Genervon has submitted the confidential Clinical Study Report including statistical reports, raw data and supporting documents to FDA. The top line data released at genervon.com has also been submitted to FDA. The Federal Health Insurance Portability and Accountability Act of 1996 ensures that Individual patient data is always confidential information.
Genervon did not select, meet or know the identity of the enrolled trial patients (even now) except for one of the treated patients from Site 1 who volunteered to go on Asahi TV, and one of the treated patients from the Site 2 who wrote and thanked Genervon. There are well established regulations and procedures in place for the protection of patient privacy.
Phase 3: Genervon has no hesitation in proceeding with Phase 3 other than the following reasons:
1. Due to the aggressive nature of ALS, most of the current generation of ALS patients will die because their life expectancy is shorter than the time it will take to complete the Phase 3 trial and achieve standard FDA approval.

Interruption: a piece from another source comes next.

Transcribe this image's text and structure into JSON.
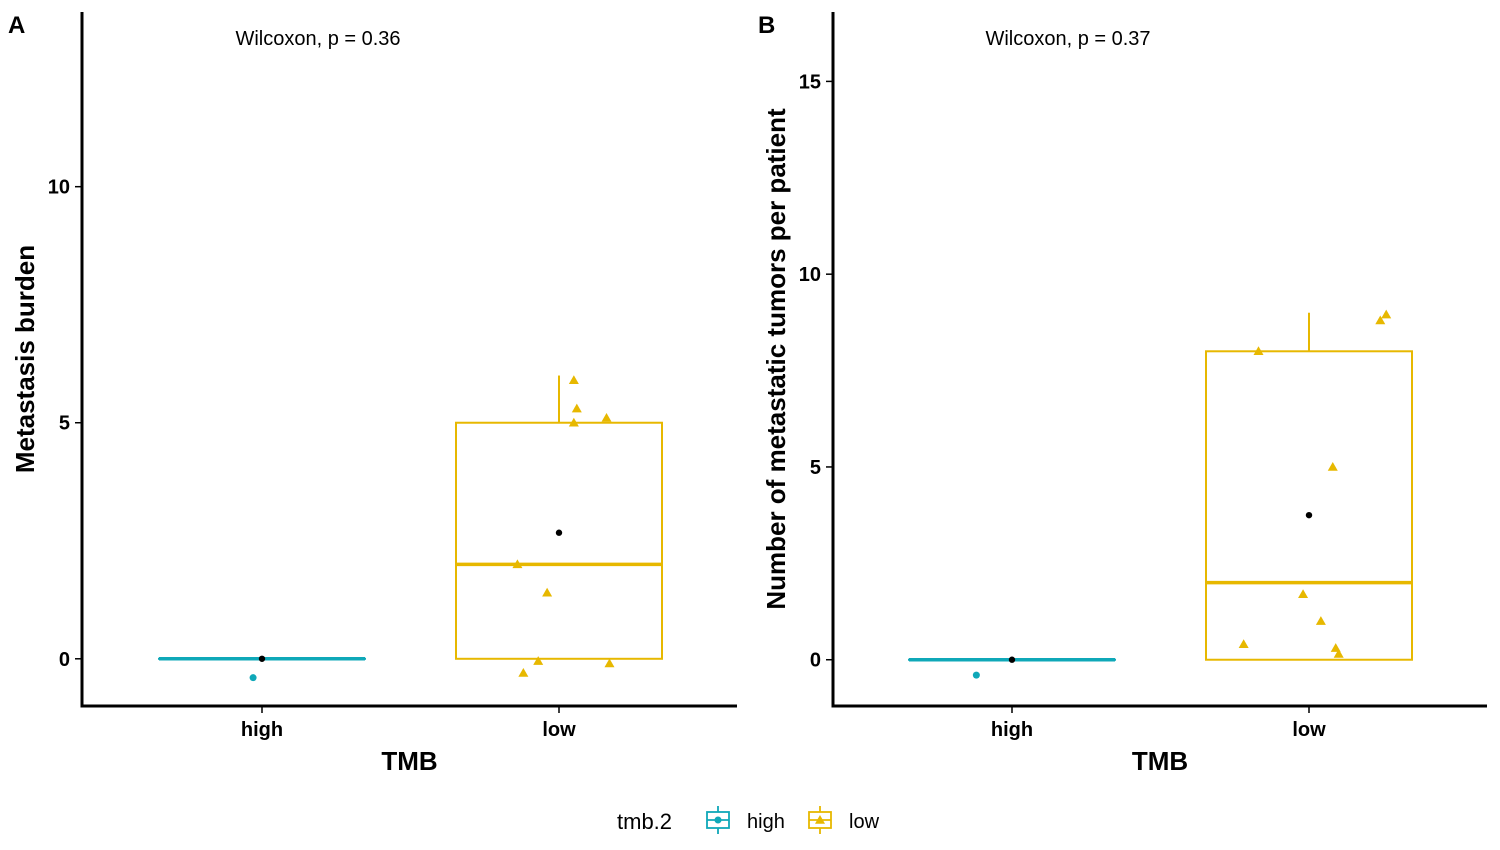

2. Comparing to the need of 30,000 and 100,000 patients in the US and worldwide respectively, there are only a hundred patients lucky enough to be enrolled. Patient recruitment conditions are very restrictive.
3. One-third of those enrolled patients are randomized to placebo and therefore, they will not get the benefit of GM604 therapy.
4. Through AAP, the FDA can get the large population data they could never get from Phase 3 trials while at the same time today’s 100,000 patients will have access to treatment options.
5. It takes a lot more courage for Genervon to allow GM604 to be exposed to a full spectrum of heterogeneous ALS patients through AAP with Phase 4 marketing requirements than pursuing the much safer route of a very narrowly defined, controllable, small number of ALS patients in a Phase 3 trial. It is a more secure and conservative approach to go through the traditional phase 3 trial and then apply for a New Drug Application. We do not think that people really understand the risk Genervon is taking to try and save the lives of ALS patients.
6. The commercial sale of GM604 after Accelerated Approval will pay for some of Genervon’s expenses in the development of our new treatment. It may not be enough to pay for our 20-year investment in the discovery and development of GM604.